”Saya sudah lama memasang sosok Bima di ruang kerja. Saya mengagumi karakter Bima, yaitu jujur, tegas, disiplin, dan berani menghadapi risiko jika yang dilakukannya adalah benar,” kata Wiranto yang mendampingi calon presiden Jusuf Kalla ini.
Karakter Bima memberi inspirasi. Misalnya, saat pria kelahiran Yogyakarta pada 4 April 1947 ini menjadi Panglima Tentara Nasional Indonesia sekaligus Menteri Pertahanan dan Keamanan pada pemerintahan Presiden BJ Habibie (1998-1999). ”Sebagai konsekuensi laporan saya kepada Presiden bahwa keadaan saat itu aman terkendali, saya membubarkan kompi pengawalan. Ke mana-mana, saya hanya dikawal seorang dengan sepeda motor dan hanya memakai peluit untuk membuka kelancaran arus lalu lintas. Sebab, bagaimana laporan itu dapat diyakini kebenarannya jika untuk bepergian saya masih dikawal oleh pasukan bersenjata lengkap?” kenang Wiranto.

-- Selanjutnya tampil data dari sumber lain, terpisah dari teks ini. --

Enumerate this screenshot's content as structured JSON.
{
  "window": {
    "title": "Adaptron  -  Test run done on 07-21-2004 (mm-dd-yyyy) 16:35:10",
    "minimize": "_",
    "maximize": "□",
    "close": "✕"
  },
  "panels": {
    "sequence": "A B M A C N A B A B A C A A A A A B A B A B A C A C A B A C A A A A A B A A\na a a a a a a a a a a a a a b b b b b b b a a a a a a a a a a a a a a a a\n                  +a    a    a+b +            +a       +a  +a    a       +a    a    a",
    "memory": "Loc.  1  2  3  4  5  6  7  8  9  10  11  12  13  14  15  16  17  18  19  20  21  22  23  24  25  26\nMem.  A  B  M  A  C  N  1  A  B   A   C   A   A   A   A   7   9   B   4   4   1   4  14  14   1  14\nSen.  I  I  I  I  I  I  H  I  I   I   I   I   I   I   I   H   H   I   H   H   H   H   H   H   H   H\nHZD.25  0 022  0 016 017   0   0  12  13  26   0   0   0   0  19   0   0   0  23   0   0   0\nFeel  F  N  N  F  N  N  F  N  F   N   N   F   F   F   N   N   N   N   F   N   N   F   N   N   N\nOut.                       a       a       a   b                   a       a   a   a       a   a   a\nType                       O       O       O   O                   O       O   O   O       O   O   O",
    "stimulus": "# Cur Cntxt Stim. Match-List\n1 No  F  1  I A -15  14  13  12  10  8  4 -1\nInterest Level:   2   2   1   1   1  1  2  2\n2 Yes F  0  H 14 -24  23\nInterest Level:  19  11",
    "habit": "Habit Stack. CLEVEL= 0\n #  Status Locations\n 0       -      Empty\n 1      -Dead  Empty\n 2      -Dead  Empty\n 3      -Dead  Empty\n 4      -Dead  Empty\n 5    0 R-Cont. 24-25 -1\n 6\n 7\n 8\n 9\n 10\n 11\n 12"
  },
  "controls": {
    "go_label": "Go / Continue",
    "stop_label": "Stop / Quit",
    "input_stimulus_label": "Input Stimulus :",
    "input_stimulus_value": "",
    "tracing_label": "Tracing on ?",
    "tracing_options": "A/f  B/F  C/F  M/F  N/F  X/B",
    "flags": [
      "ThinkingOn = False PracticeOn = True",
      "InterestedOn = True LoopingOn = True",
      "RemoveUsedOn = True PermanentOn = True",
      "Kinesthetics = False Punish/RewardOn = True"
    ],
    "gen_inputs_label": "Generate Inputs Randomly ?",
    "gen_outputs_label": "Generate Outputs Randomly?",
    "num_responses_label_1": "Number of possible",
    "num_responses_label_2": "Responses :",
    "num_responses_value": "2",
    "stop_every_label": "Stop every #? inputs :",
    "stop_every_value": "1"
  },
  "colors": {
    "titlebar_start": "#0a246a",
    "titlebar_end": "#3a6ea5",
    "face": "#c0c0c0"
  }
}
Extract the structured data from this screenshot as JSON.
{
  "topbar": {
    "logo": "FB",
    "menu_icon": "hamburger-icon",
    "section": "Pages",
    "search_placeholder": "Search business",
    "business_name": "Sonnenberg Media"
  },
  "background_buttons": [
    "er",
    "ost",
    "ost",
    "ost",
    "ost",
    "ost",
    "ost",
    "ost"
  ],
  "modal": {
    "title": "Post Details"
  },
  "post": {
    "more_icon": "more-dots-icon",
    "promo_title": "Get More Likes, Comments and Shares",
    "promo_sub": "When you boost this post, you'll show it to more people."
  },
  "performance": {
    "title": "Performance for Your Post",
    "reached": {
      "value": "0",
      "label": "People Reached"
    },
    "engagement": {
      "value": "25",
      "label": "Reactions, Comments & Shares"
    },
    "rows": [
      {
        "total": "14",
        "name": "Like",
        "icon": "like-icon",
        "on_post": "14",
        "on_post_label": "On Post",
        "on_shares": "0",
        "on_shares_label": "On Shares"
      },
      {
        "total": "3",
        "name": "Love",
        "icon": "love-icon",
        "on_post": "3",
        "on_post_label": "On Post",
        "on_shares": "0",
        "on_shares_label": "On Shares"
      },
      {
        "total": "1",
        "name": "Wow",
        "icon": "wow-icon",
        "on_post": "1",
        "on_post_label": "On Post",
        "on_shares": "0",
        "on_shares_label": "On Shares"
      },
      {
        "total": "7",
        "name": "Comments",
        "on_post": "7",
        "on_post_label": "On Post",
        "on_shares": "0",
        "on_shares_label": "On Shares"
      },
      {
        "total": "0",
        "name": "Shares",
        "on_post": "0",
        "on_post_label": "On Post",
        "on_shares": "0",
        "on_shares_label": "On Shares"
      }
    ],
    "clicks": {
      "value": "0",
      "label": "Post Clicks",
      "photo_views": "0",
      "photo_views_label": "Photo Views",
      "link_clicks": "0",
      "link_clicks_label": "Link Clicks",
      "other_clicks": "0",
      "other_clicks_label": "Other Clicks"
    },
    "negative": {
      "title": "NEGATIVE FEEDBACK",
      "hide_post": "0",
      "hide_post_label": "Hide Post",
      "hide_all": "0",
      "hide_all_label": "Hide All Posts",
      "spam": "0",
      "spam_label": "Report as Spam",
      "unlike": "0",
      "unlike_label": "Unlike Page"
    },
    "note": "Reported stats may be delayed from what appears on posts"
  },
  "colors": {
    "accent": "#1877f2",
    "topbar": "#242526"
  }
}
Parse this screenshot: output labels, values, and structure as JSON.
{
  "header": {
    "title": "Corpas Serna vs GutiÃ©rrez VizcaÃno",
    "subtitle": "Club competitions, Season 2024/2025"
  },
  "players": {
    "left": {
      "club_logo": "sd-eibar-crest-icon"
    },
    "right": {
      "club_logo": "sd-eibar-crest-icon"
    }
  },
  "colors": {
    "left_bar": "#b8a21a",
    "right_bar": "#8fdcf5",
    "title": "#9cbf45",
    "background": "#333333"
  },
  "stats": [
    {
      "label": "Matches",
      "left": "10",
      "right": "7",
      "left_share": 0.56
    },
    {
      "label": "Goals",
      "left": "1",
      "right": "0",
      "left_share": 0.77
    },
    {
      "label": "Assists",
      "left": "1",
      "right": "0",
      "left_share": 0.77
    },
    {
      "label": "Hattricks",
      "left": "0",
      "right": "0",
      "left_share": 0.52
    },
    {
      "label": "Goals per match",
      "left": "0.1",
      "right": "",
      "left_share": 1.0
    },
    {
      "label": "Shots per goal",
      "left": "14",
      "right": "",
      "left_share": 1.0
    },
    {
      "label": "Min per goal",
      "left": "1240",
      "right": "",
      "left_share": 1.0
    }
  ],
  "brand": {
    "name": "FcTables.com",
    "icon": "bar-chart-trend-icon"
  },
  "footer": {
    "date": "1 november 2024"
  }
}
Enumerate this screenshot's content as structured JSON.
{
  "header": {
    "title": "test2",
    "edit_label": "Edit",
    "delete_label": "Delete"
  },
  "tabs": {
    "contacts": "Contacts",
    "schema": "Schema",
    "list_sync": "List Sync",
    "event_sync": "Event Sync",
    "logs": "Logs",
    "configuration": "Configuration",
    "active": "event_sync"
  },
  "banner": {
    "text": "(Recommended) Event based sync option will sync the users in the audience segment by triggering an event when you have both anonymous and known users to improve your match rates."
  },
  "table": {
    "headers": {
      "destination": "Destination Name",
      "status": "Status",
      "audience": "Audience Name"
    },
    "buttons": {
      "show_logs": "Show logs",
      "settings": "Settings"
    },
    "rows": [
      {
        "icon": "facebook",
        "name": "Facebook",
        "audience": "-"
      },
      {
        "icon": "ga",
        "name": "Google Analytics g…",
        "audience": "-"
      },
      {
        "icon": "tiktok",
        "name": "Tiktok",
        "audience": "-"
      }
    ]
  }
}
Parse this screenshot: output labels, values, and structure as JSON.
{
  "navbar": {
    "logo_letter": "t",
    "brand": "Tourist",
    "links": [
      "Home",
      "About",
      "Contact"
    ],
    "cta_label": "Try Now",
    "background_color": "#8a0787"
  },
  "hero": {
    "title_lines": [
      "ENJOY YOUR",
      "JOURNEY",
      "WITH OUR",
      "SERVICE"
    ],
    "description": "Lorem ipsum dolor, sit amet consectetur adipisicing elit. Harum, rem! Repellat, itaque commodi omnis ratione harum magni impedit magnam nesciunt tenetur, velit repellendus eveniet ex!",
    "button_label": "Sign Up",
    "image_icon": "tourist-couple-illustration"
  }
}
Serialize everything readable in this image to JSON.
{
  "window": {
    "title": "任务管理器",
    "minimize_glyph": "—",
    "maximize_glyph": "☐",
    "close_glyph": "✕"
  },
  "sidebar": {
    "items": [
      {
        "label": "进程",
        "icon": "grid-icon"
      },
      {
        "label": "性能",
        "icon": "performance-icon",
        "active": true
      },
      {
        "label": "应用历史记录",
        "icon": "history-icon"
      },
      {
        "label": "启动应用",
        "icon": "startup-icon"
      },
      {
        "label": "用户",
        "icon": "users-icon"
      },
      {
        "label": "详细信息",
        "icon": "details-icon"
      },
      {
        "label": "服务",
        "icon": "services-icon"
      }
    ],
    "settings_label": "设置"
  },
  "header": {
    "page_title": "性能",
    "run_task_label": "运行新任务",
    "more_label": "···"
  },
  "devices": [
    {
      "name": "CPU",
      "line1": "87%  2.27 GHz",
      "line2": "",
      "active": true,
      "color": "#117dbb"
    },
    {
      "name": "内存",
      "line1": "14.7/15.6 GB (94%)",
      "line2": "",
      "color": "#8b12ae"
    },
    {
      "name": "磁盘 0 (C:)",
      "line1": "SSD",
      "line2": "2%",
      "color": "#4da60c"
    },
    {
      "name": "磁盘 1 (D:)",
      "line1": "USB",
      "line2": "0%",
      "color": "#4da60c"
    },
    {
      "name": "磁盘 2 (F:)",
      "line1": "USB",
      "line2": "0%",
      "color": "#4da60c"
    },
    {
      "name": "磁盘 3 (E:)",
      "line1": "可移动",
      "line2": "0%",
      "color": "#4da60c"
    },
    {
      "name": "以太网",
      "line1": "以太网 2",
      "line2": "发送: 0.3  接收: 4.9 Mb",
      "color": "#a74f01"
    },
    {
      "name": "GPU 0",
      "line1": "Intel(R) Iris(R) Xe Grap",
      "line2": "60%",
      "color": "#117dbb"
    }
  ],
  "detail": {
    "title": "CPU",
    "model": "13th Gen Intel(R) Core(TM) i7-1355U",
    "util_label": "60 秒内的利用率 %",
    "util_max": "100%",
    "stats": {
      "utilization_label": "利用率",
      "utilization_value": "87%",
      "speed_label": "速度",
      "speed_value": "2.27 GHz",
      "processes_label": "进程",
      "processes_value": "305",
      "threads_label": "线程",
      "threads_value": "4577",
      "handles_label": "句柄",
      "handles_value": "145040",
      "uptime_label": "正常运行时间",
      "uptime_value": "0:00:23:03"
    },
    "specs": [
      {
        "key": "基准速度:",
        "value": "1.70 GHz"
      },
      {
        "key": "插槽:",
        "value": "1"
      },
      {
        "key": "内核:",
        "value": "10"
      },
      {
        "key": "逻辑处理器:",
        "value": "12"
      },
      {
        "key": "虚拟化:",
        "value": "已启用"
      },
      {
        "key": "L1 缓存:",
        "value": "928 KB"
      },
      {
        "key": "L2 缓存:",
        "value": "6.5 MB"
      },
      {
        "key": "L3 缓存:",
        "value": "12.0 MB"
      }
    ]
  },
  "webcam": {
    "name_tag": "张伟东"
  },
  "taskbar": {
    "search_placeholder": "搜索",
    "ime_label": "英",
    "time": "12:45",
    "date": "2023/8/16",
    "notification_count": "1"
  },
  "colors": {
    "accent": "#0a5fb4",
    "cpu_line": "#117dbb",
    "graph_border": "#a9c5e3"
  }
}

Lulusan Akademi Militer Nasional angkatan 1968 ini juga berpendapat, sekarang Indonesia juga memerlukan pemimpin seperti Bima. Sebab, selain transparansi dalam pengelolaan, menurut dia, Indonesia juga butuh pemimpin yang berani bertindak cepat dan tanpa ragu-ragu untuk rakyat serta memiliki kesatuan antara kata dan tindakan.
Dengan sosok pemimpin seperti Bima, berbagai masalah bangsa, misalnya dalam pembangunan kemandirian di bidang ekonomi, akan lebih cepat tercapai. ”Presiden Soekarno pernah mengatakan, penyediaan pangan bagi rakyat (merupakan) hidup matinya bangsa. Ini pernyataan yang dalam sekali maknanya sebab jumlah penduduk terus bertambah sehingga, bila gagal menyediakan pangan bagi rakyatnya, akan menghadapi masalah besar,” kata Wiranto.
Wiranto juga menggelisahkan demokratisasi di Indonesia, yang masih prosedural dan cenderung hura-hura. Dengan latar belakang ekonomi, sosial, dan pendidikan penduduk yang amat beragam, makna pemilihan langsung, seperti dalam pemilihan umum presiden dan kepala daerah, menjadi masih sulit dipahami.
Sebagai langkah awal memperbaiki demokratisasi di Indonesia, Wiranto menyatakan, kampanyenya bersama Kalla akan mengurangi kegiatan seperti rapat umum dan menambah dialog dengan masyarakat. Sebab, selain kurang efektif sebagai sarana pendidikan politik bagi masyarakat, acara seperti rapat umum juga menghamburkan biaya. ”Semakin banyak biaya yang dikeluarkan, semakin banyak pula tuntutan yang harus dikembalikan,” katanya.
Berbagai keprihatinan itu yang, antara lain, mendorong Wiranto kembali mengikuti pemilihan kali ini meski hanya sebagai cawapres. Padahal, pada tahun 2004 dia pernah maju sebagai calon presiden. ”Saya (mengikuti pilpres) bukan semata-mata untuk mencari jabatan atau materi, tetapi mengabdi kepada bangsa. Secara materi kami sudah merasa cukup. Jadi, seandainya rakyat menghendaki kami untuk memimpin, tidak akan ada keinginan untuk melakukan hal-hal seperti korupsi,” kata Wiranto.